In Frankreich wird die Quotierung über die Parteienfinanzierung erreicht. Wäre das auch in Deutschland möglich?
Das wird zumindest immer wieder diskutiert. In Thüringen und Brandenburg war Rechtsfolge des Paritätsgesetzes, dass Parteien ohne paritätische Liste nicht an einer Wahl teilnehmen konnten. Das ist tatsächlich heftig für eine Partei. Wenn nun aber Parteien ohne quotierte Listen weniger Geld von der staatlichen Parteienfinanzierung bekommen oder umgekehrt Parteien mit gut quotierten Listen mehr Geld erhalten, dann wären das mögliche, weniger einschneidende Rechtsfolgen als der Ausschluss von Wahlen.
In Frankreich wurde für das Paritätsgesetz allerdings die Verfassung geändert.
Als dort das erste Paritätsgesetz verabschiedet wurde, was dann vom Conseil Constitutionnel wieder kassiert wurde, gab es in der französischen Verfassung kein Gleichberechtigungsgebot oder irgendetwas, was mit unserem Artikel 3 Absatz 2 Grundgesetz vergleichbar gewesen wäre. Da hatte das französische Verfassungsgericht nichts, mit was es die Beeinträchtigungen von Parteirechten oder Wahlgrundsätze abwägen konnte und so musste das Gesetz kassiert werden. Dann hat dort die Diskussion über eine Art Gleichberechtigungsgebot angefangen. Interessanterweise hat man sich nur auf einen Kompromiss einigen können und nur den gleichen Zugang zu Wahlämtern und -mandaten festgeschrieben. Eigentlich ein Minus zu dem, was wir haben. Wir haben ein sehr starkes Gleichberechtigungsgebot. Ich würde daher sagen, dass es für ein deutsches Paritätsgesetz keine Verfassungsänderung braucht.
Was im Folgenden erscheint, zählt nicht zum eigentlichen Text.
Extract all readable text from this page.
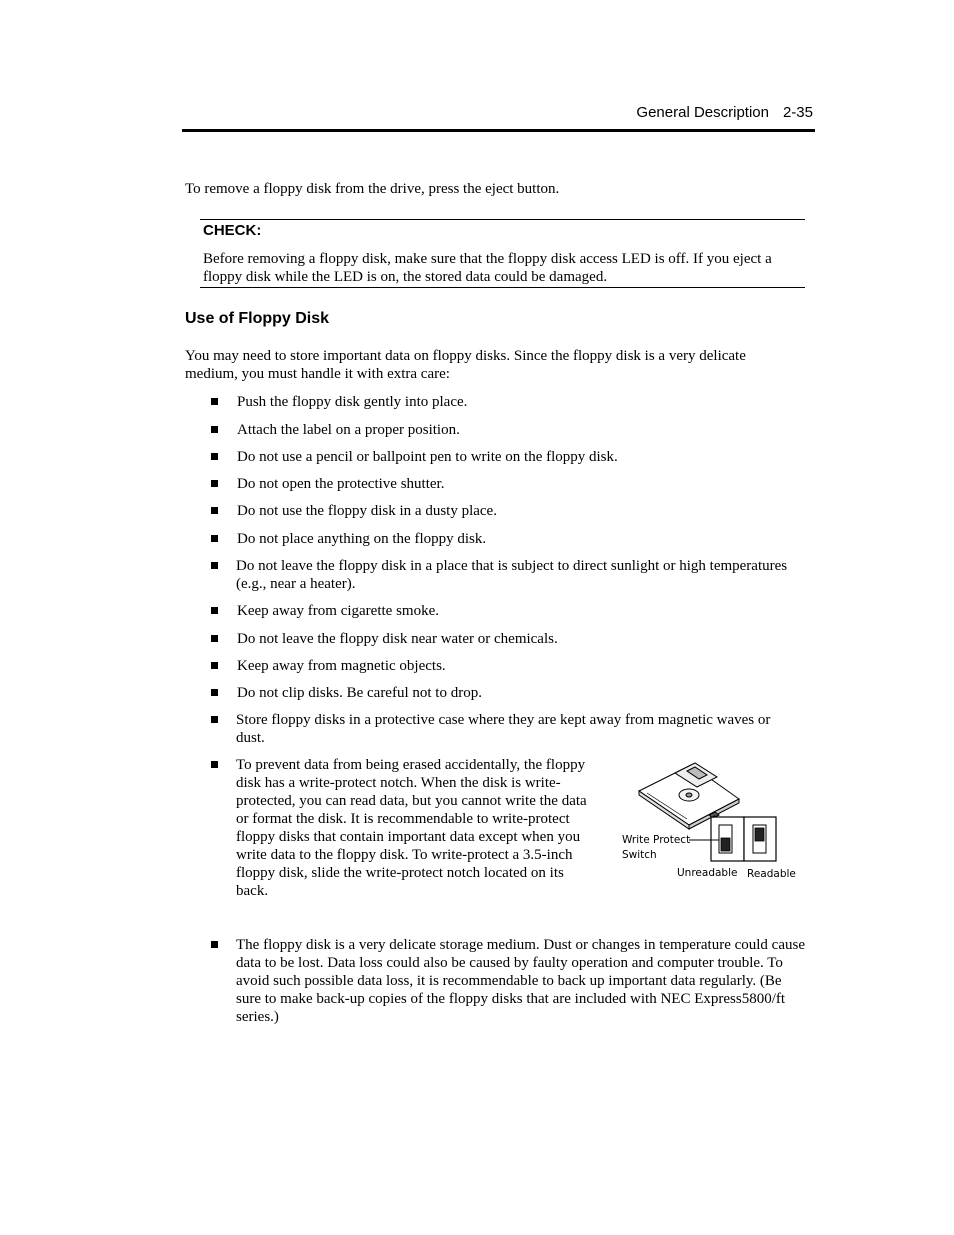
General Description 2-35
To remove a floppy disk from the drive, press the eject button.
CHECK:
Before removing a floppy disk, make sure that the floppy disk access LED is off. If you eject a floppy disk while the LED is on, the stored data could be damaged.
Use of Floppy Disk
You may need to store important data on floppy disks. Since the floppy disk is a very delicate medium, you must handle it with extra care:
Push the floppy disk gently into place.
Attach the label on a proper position.
Do not use a pencil or ballpoint pen to write on the floppy disk.
Do not open the protective shutter.
Do not use the floppy disk in a dusty place.
Do not place anything on the floppy disk.
Do not leave the floppy disk in a place that is subject to direct sunlight or high temperatures (e.g., near a heater).
Keep away from cigarette smoke.
Do not leave the floppy disk near water or chemicals.
Keep away from magnetic objects.
Do not clip disks. Be careful not to drop.
Store floppy disks in a protective case where they are kept away from magnetic waves or dust.
To prevent data from being erased accidentally, the floppy disk has a write-protect notch. When the disk is write-protected, you can read data, but you cannot write the data or format the disk. It is recommendable to write-protect floppy disks that contain important data except when you write data to the floppy disk. To write-protect a 3.5-inch floppy disk, slide the write-protect notch located on its back.
The floppy disk is a very delicate storage medium. Dust or changes in temperature could cause data to be lost. Data loss could also be caused by faulty operation and computer trouble. To avoid such possible data loss, it is recommendable to back up important data regularly. (Be sure to make back-up copies of the floppy disks that are included with NEC Express5800/ft series.)
Write Protect
Switch
Unreadable Readable
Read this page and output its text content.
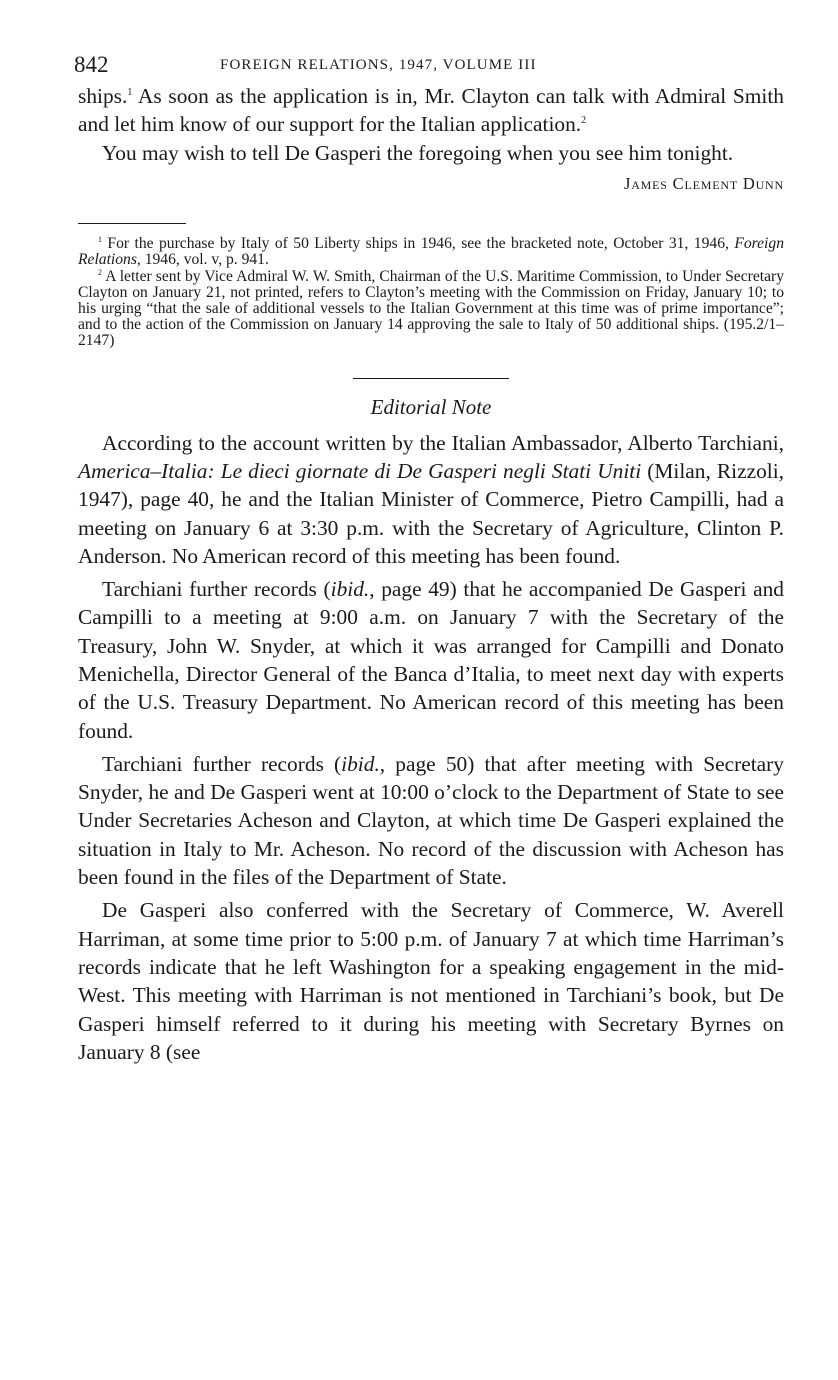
842	FOREIGN RELATIONS, 1947, VOLUME III

ships.$^1$ As soon as the application is in, Mr. Clayton can talk with Admiral Smith and let him know of our support for the Italian application.$^2$

You may wish to tell De Gasperi the foregoing when you see him tonight.

James Clement Dunn

$^1$ For the purchase by Italy of 50 Liberty ships in 1946, see the bracketed note, October 31, 1946, Foreign Relations, 1946, vol. v, p. 941.

$^2$ A letter sent by Vice Admiral W. W. Smith, Chairman of the U.S. Maritime Commission, to Under Secretary Clayton on January 21, not printed, refers to Clayton’s meeting with the Commission on Friday, January 10; to his urging “that the sale of additional vessels to the Italian Government at this time was of prime importance”; and to the action of the Commission on January 14 approving the sale to Italy of 50 additional ships. (195.2/1–2147)

Editorial Note

According to the account written by the Italian Ambassador, Alberto Tarchiani, America–Italia: Le dieci giornate di De Gasperi negli Stati Uniti (Milan, Rizzoli, 1947), page 40, he and the Italian Minister of Commerce, Pietro Campilli, had a meeting on January 6 at 3:30 p.m. with the Secretary of Agriculture, Clinton P. Anderson. No American record of this meeting has been found.

Tarchiani further records (ibid., page 49) that he accompanied De Gasperi and Campilli to a meeting at 9:00 a.m. on January 7 with the Secretary of the Treasury, John W. Snyder, at which it was arranged for Campilli and Donato Menichella, Director General of the Banca d’Italia, to meet next day with experts of the U.S. Treasury Department. No American record of this meeting has been found.

Tarchiani further records (ibid., page 50) that after meeting with Secretary Snyder, he and De Gasperi went at 10:00 o’clock to the Department of State to see Under Secretaries Acheson and Clayton, at which time De Gasperi explained the situation in Italy to Mr. Acheson. No record of the discussion with Acheson has been found in the files of the Department of State.

De Gasperi also conferred with the Secretary of Commerce, W. Averell Harriman, at some time prior to 5:00 p.m. of January 7 at which time Harriman’s records indicate that he left Washington for a speaking engagement in the mid-West. This meeting with Harriman is not mentioned in Tarchiani’s book, but De Gasperi himself referred to it during his meeting with Secretary Byrnes on January 8 (see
Halten Sie ein Paritätsgesetz auf Bundesebene denn für wahrscheinlich?
Das ist ein Blick in die Glaskugel. Aber auf Bundesebene ist die Ausgangssituation nicht grundlegend anders als in den Bundesländern. Es kommt eher auf die konkrete Ausgestaltung des Gesetzes an. Es gibt gewisse Vorgaben der Verfassung, wie die Programmfreiheit, die berücksichtigt werden müssen. Wenn man sich die Realität anschaut, sehe ich das auf Bundesebene allerdings momentan nicht kommen.
Kritiker*innen von Paritätsgesetzen befürchten, dass auf eine Frauenquote weitere Quotierungen folgen könnten. Ist das realistisch?
Ich finde, dass diese Kritik einen wichtigen Punkt verkennt. Nämlich, dass es bei diesen Quoten darum geht, strukturelle Diskriminierung zu beseitigen. Und diese strukturelle Diskriminierung stellen wir vor allem bei Frauen fest. Es geht nicht darum, im Parlament ein exaktes Spiegelbild der Gesellschaft herzustellen, sondern darum, dass alle Menschen in Deutschland die gleichen Chancen haben, in ein Parlament gewählt zu werden. Und diese Chancen herzustellen, ist in meinen Augen das Ziel von Frauenquoten.